In separate interviews with Westword in January, Bullard -- who runs a Wheat Ridge business called Publication Design Inc. that has worked with the News on three sports-related books -- and Eicher, now pursuing a teaching career, scoffed at the notion that they're knee-jerk Post bashers. "I left of my own accord and on my own terms," said Eicher, who sometimes wrote about media subjects in her capacity as a Post feature writer. "I'd been there for 23 years, and I was writing the same stories. I wanted to do something else." As for Bullard, he stressed that he was removed from his position as managing editor of the Post a long time ago -- 1988, in fact. Moreover, Bullard was canned by Post columnist and controversy lightning rod Chuck Green, yet he and Eicher wrote in an October 2002 column that Green's arrest for driving under the influence after he left the paper last year didn't deserve to be reported. "He wasn't a public figure anymore," Bullard said.

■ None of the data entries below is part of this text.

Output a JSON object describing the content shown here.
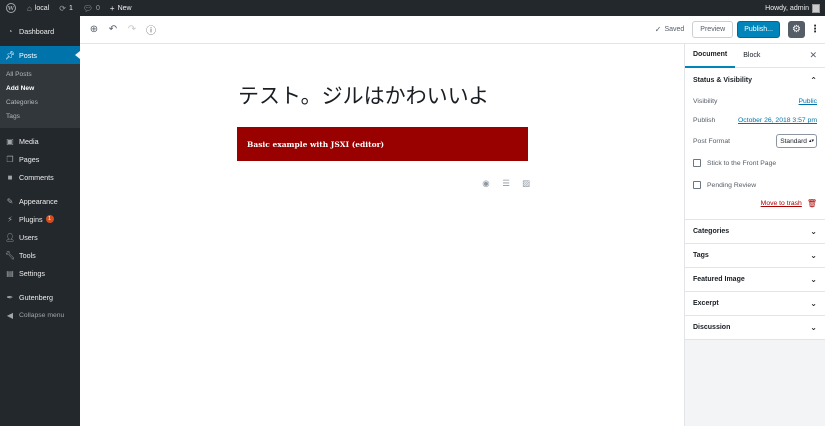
{
  "adminbar": {
    "site_name": "local",
    "updates_count": "1",
    "comments_count": "0",
    "new_label": "New",
    "greeting": "Howdy, admin"
  },
  "sidebar": {
    "dashboard": "Dashboard",
    "posts": "Posts",
    "posts_sub": [
      "All Posts",
      "Add New",
      "Categories",
      "Tags"
    ],
    "media": "Media",
    "pages": "Pages",
    "comments": "Comments",
    "appearance": "Appearance",
    "plugins": "Plugins",
    "plugins_badge": "1",
    "users": "Users",
    "tools": "Tools",
    "settings": "Settings",
    "gutenberg": "Gutenberg",
    "collapse": "Collapse menu"
  },
  "toolbar": {
    "saved_label": "Saved",
    "preview_label": "Preview",
    "publish_label": "Publish..."
  },
  "editor": {
    "title": "テスト。ジルはかわいいよ",
    "block_text": "Basic example with JSXI (editor)"
  },
  "panel": {
    "tabs": [
      "Document",
      "Block"
    ],
    "status_title": "Status & Visibility",
    "visibility_label": "Visibility",
    "visibility_value": "Public",
    "publish_label": "Publish",
    "publish_value": "October 26, 2018 3:57 pm",
    "format_label": "Post Format",
    "format_value": "Standard",
    "stick_label": "Stick to the Front Page",
    "pending_label": "Pending Review",
    "trash_label": "Move to trash",
    "sections": [
      "Categories",
      "Tags",
      "Featured Image",
      "Excerpt",
      "Discussion"
    ]
  }
}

Even so, the perception that Eicher and Bullard had a jones for the Post remained in the air during the first couple months of the year. When editor Greg Moore was asked at the time if he considered their work to be slanted against the Post, he said, "I do. And I don't like seeing it in my paper."

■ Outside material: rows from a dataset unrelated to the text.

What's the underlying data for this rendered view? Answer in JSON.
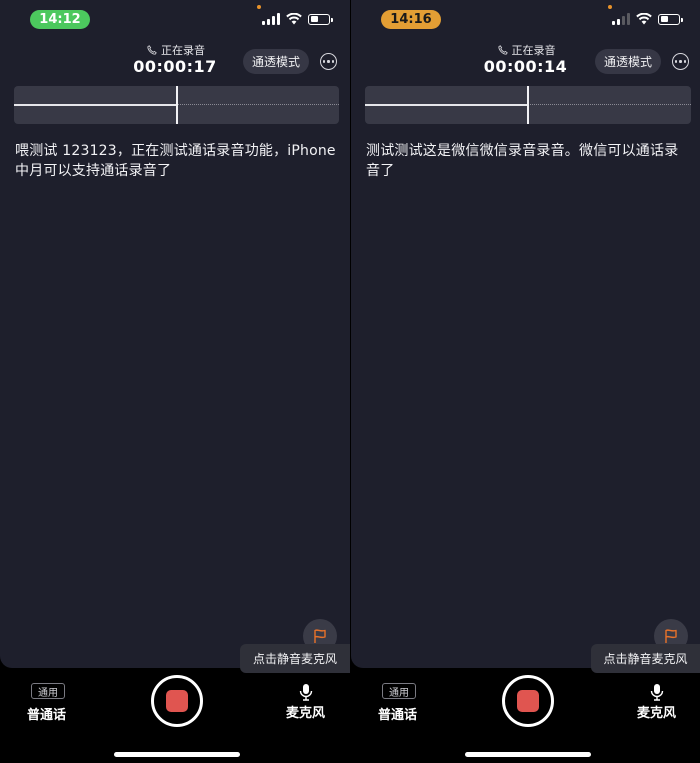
{
  "screens": [
    {
      "status_time": "14:12",
      "time_pill_color": "#4cc85e",
      "rec_status": "正在录音",
      "rec_time": "00:00:17",
      "mode_label": "通透模式",
      "transcript": "喂测试 123123，正在测试通话录音功能，iPhone 中月可以支持通话录音了",
      "tooltip": "点击静音麦克风",
      "tag_general": "通用",
      "normal_call": "普通话",
      "mic_label": "麦克风"
    },
    {
      "status_time": "14:16",
      "time_pill_color": "#e39e34",
      "rec_status": "正在录音",
      "rec_time": "00:00:14",
      "mode_label": "通透模式",
      "transcript": "测试测试这是微信微信录音录音。微信可以通话录音了",
      "tooltip": "点击静音麦克风",
      "tag_general": "通用",
      "normal_call": "普通话",
      "mic_label": "麦克风"
    }
  ],
  "colors": {
    "background": "#1e1f2c",
    "record_stop": "#e05550",
    "flag_orange": "#e8722a"
  },
  "icons": [
    "phone-icon",
    "more-icon",
    "flag-icon",
    "mic-icon",
    "record-stop-icon",
    "wifi-icon",
    "signal-icon",
    "battery-icon"
  ]
}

Indeed, Eicher and Bullard's columns ran on the sole Rocky page in the Sunday Post until March, when the media section was transferred to the Saturday News. Speculation arose that the change was made because the writers' bias against the Post made Sunday placement awkward, but Rocky editor/president/publisher John Temple said other considerations prompted the shift. "I think the media columns are a strong part of the Rocky that gets muddied in the context of the Denver Post," he said at the time. "When you're on an editorial page that's on page eleven of a twelve-page section that's buried inside a second A section and inside all those ads, it's very difficult to find and hard to have the impact you want to have." Temple is now using the News's Sunday page to try and lure Post readers to his paper with exclusive syndicated fare, including cartoons by the Washington Post's Tom Toles.

Regarding the accusation that Eicher and Bullard lack objectivity about the Post, Temple said, "They aren't very popular in either newsroom. Journalists generally have pretty thin skins; they don't like being attacked. And I can tell you there are editors at my newspaper who really bristle at what we allow the critics to say and believe them to be poorly informed, misinformed, ignorant." Dobbs, meanwhile, believes Eicher and Bullard are now doing a better job of looking for gaffes in both papers, rather than focusing too much of their energy on only one.

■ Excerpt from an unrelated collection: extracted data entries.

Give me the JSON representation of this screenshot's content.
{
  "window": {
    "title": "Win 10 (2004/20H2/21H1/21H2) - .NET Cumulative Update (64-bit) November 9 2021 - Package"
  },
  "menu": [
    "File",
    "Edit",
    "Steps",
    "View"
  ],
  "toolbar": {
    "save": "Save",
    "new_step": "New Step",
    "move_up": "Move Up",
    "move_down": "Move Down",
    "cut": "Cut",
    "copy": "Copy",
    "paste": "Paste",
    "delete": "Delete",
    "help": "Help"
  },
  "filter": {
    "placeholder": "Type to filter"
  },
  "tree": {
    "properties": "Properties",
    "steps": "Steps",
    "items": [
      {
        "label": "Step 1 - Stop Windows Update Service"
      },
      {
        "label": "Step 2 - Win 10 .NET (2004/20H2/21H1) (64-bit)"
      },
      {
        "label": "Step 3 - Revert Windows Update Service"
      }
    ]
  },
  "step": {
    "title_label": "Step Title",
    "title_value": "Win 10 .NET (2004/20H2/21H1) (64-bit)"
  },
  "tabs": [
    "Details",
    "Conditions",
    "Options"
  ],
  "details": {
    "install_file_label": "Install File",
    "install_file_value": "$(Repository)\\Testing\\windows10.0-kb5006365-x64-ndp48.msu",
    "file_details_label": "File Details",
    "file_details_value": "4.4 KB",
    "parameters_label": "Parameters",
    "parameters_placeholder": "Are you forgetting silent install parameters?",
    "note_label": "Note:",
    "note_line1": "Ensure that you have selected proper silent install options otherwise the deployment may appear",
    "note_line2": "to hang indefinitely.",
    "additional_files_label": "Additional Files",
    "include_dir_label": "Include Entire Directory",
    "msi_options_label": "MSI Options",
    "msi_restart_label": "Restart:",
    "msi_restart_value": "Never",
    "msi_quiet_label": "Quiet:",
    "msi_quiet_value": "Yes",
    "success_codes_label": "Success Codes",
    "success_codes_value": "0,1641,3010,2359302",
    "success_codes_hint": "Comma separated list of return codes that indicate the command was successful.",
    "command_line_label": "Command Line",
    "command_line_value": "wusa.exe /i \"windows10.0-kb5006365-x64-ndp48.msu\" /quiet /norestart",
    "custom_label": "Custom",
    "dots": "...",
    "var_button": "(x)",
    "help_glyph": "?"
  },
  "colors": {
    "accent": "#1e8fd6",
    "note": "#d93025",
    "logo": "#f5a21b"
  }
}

None of that makes Martin any happier that neither Eicher nor Bullard bothered to call her, or even identify her, before drubbing the obits she authored. Afterward, "Diane wrote me a very long e-mail in defense," Martin noted in an e-mail of her own, "although her response seemed, to me, to miss the point I was trying to make."

Eicher also sent Westword an e-mail on this topic. In it, she writes that she and Bullard left Martin's name out because their editors have asked them to avoid personalizing matters. "It's true that at times we have used the names of specific reporters, but in this case we felt there was no real point," she states. What's more, Eicher feels that their charge "is not to serve as ombudsmen or to explain to readers why reporters did something a certain way; our job is to critique and offer opinion." Contacting Martin would have served no purpose, she believes, "because any explanation she might have offered really wouldn't have changed our opinion."

Probably not -- but it would have offered readers more information to use when making their own judgments. A critic might call the result an example of good journalism.